La posición que el pastor Miguel Núñez sostiene es clara: el creyente no debe participar, pero sí debe sentarse con los padres del niño y explicarles con amor y honestidad el porqué. El problema de fondo es teológico: el bautismo que practica la Iglesia Católica es presentado como un sacramento que produce perdón de pecados y una infusión de gracia divina sobre el infante. Eso, desde una perspectiva bíblica, no ocurre de esa manera. La Biblia enseña que el bautismo es para creyentes, para quienes ya han conocido a Cristo y pueden dar testimonio de una fe que ya existe en ellos. Pararse como padrino en esa ceremonia equivaldría a endosar públicamente algo que no solo uno no cree, sino que es contrario a las Escrituras.

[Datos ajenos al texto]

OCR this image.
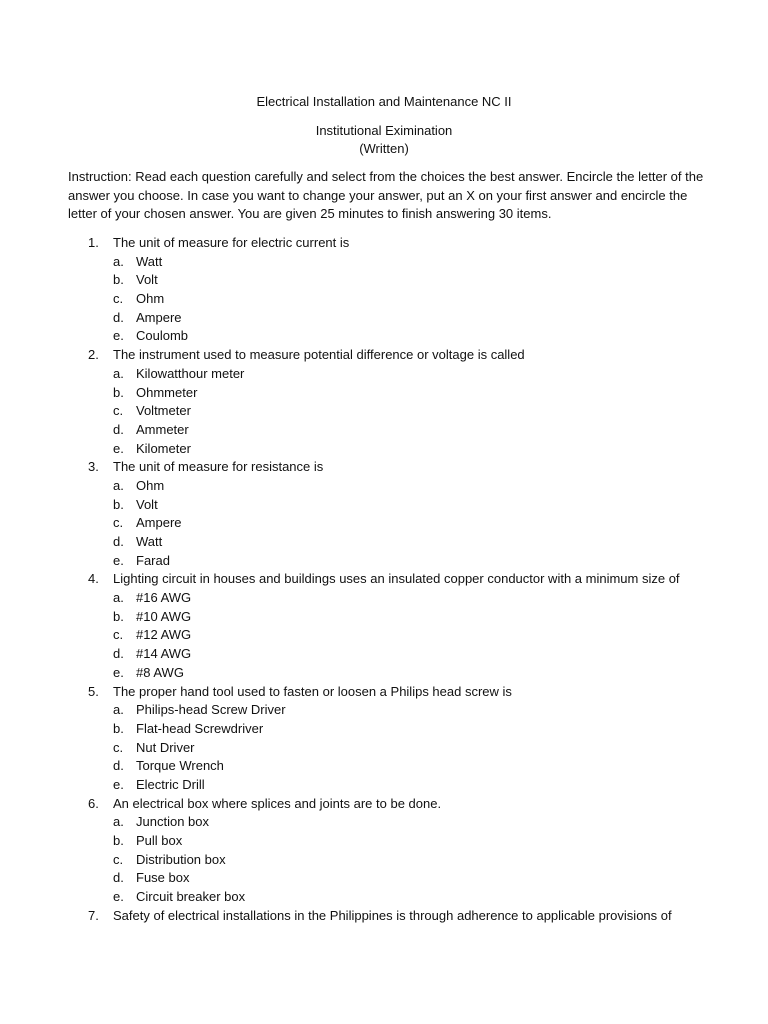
Electrical Installation and Maintenance NC II
Institutional Eximination
(Written)
Instruction: Read each question carefully and select from the choices the best answer. Encircle the letter of the answer you choose. In case you want to change your answer, put an X on your first answer and encircle the letter of your chosen answer. You are given 25 minutes to finish answering 30 items.
1. The unit of measure for electric current is
a. Watt
b. Volt
c. Ohm
d. Ampere
e. Coulomb
2. The instrument used to measure potential difference or voltage is called
a. Kilowatthour meter
b. Ohmmeter
c. Voltmeter
d. Ammeter
e. Kilometer
3. The unit of measure for resistance is
a. Ohm
b. Volt
c. Ampere
d. Watt
e. Farad
4. Lighting circuit in houses and buildings uses an insulated copper conductor with a minimum size of
a. #16 AWG
b. #10 AWG
c. #12 AWG
d. #14 AWG
e. #8 AWG
5. The proper hand tool used to fasten or loosen a Philips head screw is
a. Philips-head Screw Driver
b. Flat-head Screwdriver
c. Nut Driver
d. Torque Wrench
e. Electric Drill
6. An electrical box where splices and joints are to be done.
a. Junction box
b. Pull box
c. Distribution box
d. Fuse box
e. Circuit breaker box
7. Safety of electrical installations in the Philippines is through adherence to applicable provisions of
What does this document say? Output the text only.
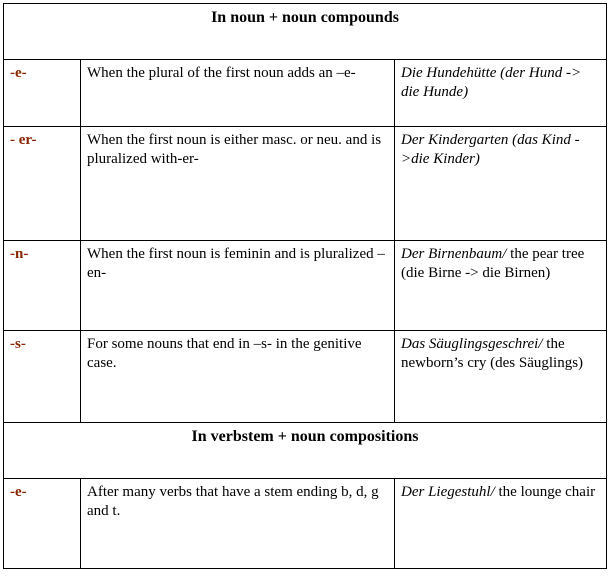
In noun + noun compounds		
-e-	When the plural of the first noun adds an –e-	Die Hundehütte (der Hund -> die Hunde)
- er-	When the first noun is either masc. or neu. and is pluralized with-er-	Der Kindergarten (das Kind ->die Kinder)
-n-	When the first noun is feminin and is pluralized –en-	Der Birnenbaum/ the pear tree (die Birne -> die Birnen)
-s-	For some nouns that end in –s- in the genitive case.	Das Säuglingsgeschrei/ the newborn’s cry (des Säuglings)
In verbstem + noun compositions		
-e-	After many verbs that have a stem ending b, d, g and t.	Der Liegestuhl/ the lounge chair
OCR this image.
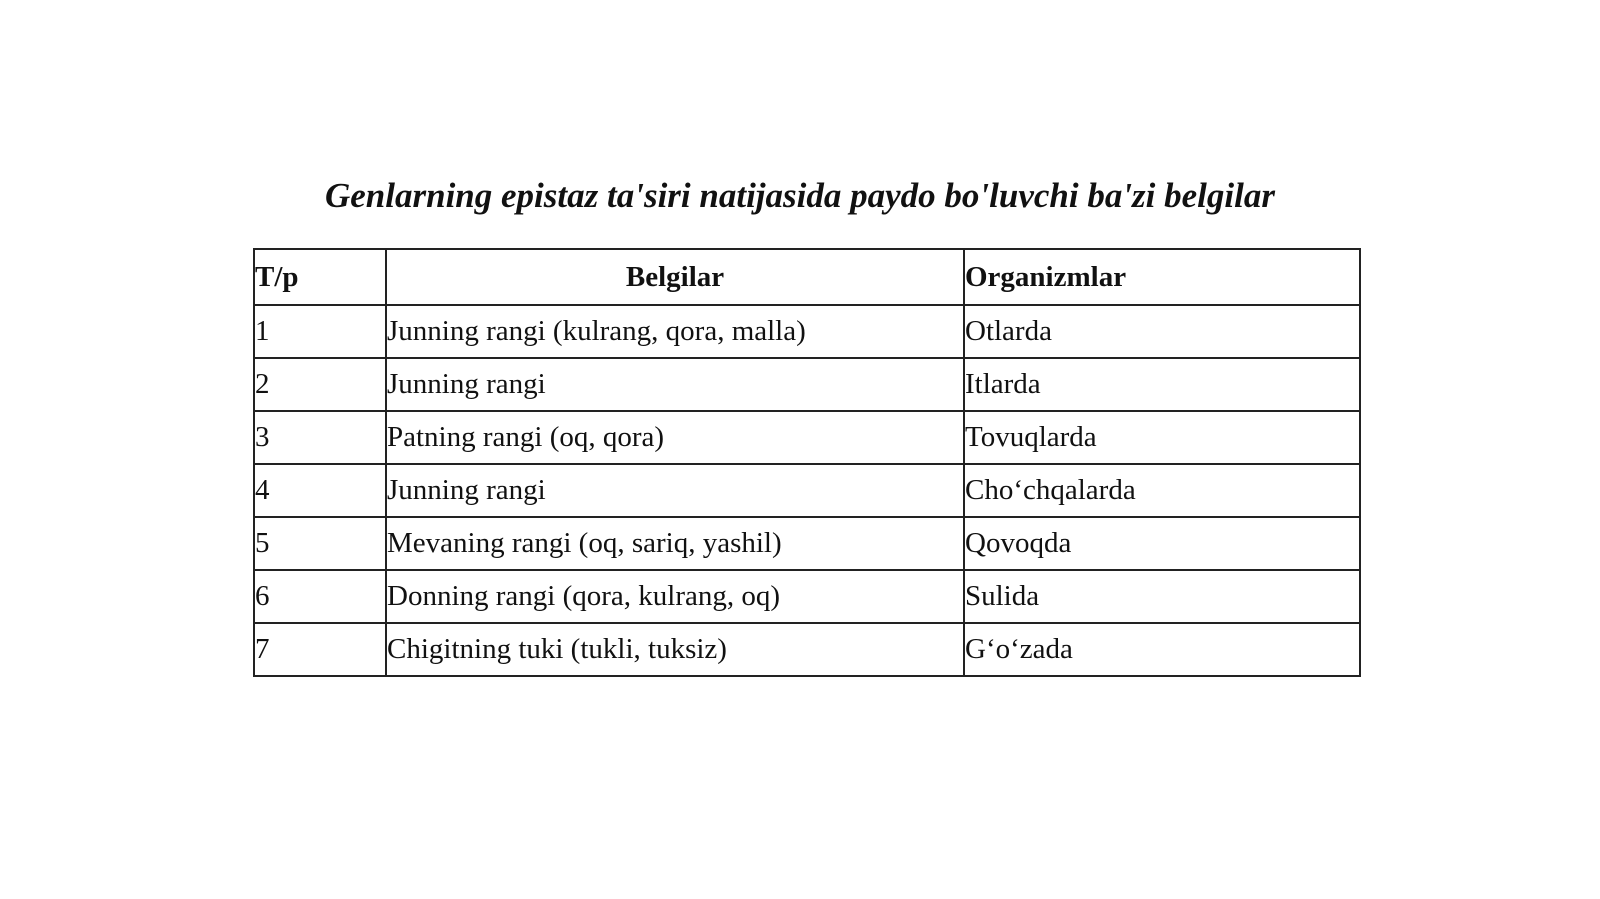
Genlarning epistaz ta'siri natijasida paydo bo'luvchi ba'zi belgilar
T/p	Belgilar	Organizmlar
1	Junning rangi (kulrang, qora, malla)	Otlarda
2	Junning rangi	Itlarda
3	Patning rangi (oq, qora)	Tovuqlarda
4	Junning rangi	Cho‘chqalarda
5	Mevaning rangi (oq, sariq, yashil)	Qovoqda
6	Donning rangi (qora, kulrang, oq)	Sulida
7	Chigitning tuki (tukli, tuksiz)	G‘o‘zada
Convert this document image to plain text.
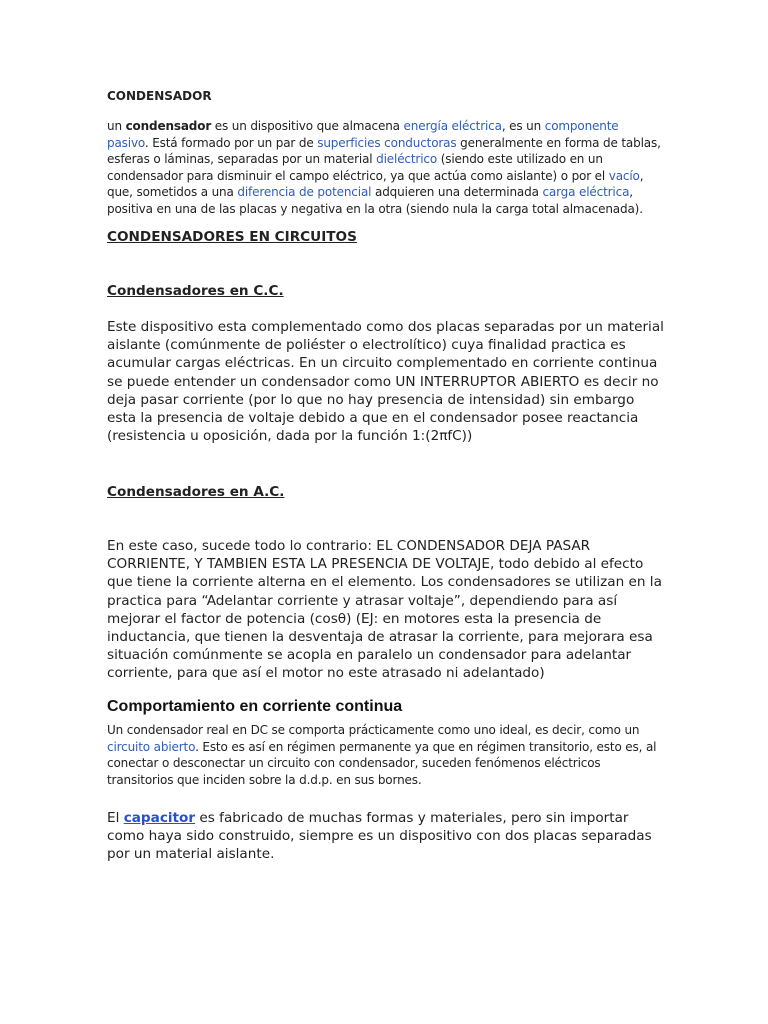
CONDENSADOR

un condensador es un dispositivo que almacena energía eléctrica, es un componente pasivo. Está formado por un par de superficies conductoras generalmente en forma de tablas, esferas o láminas, separadas por un material dieléctrico (siendo este utilizado en un condensador para disminuir el campo eléctrico, ya que actúa como aislante) o por el vacío, que, sometidos a una diferencia de potencial adquieren una determinada carga eléctrica, positiva en una de las placas y negativa en la otra (siendo nula la carga total almacenada).

CONDENSADORES EN CIRCUITOS
Condensadores en C.C.

Este dispositivo esta complementado como dos placas separadas por un material aislante (comúnmente de poliéster o electrolítico) cuya finalidad practica es acumular cargas eléctricas. En un circuito complementado en corriente continua se puede entender un condensador como UN INTERRUPTOR ABIERTO es decir no deja pasar corriente (por lo que no hay presencia de intensidad) sin embargo esta la presencia de voltaje debido a que en el condensador posee reactancia (resistencia u oposición, dada por la función 1:(2πfC))

Condensadores en A.C.

En este caso, sucede todo lo contrario: EL CONDENSADOR DEJA PASAR CORRIENTE, Y TAMBIEN ESTA LA PRESENCIA DE VOLTAJE, todo debido al efecto que tiene la corriente alterna en el elemento. Los condensadores se utilizan en la practica para “Adelantar corriente y atrasar voltaje”, dependiendo para así mejorar el factor de potencia (cosθ) (EJ: en motores esta la presencia de inductancia, que tienen la desventaja de atrasar la corriente, para mejorara esa situación comúnmente se acopla en paralelo un condensador para adelantar corriente, para que así el motor no este atrasado ni adelantado)

Comportamiento en corriente continua

Un condensador real en DC se comporta prácticamente como uno ideal, es decir, como un circuito abierto. Esto es así en régimen permanente ya que en régimen transitorio, esto es, al conectar o desconectar un circuito con condensador, suceden fenómenos eléctricos transitorios que inciden sobre la d.d.p. en sus bornes.

El capacitor es fabricado de muchas formas y materiales, pero sin importar como haya sido construido, siempre es un dispositivo con dos placas separadas por un material aislante.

La conversación con los padres debe hacerse con gracia y sin hostilidad, agradeciendo el honor de haber sido considerado, pidiendo que no haya ofensa, y terminando si es posible con una oración juntos. Así se afirma la relación sin comprometer la conciencia. Si uno se niega sin explicar nada, pierde la oportunidad de testificar y deja a la otra persona con más razones para malinterpretar o enemistarse.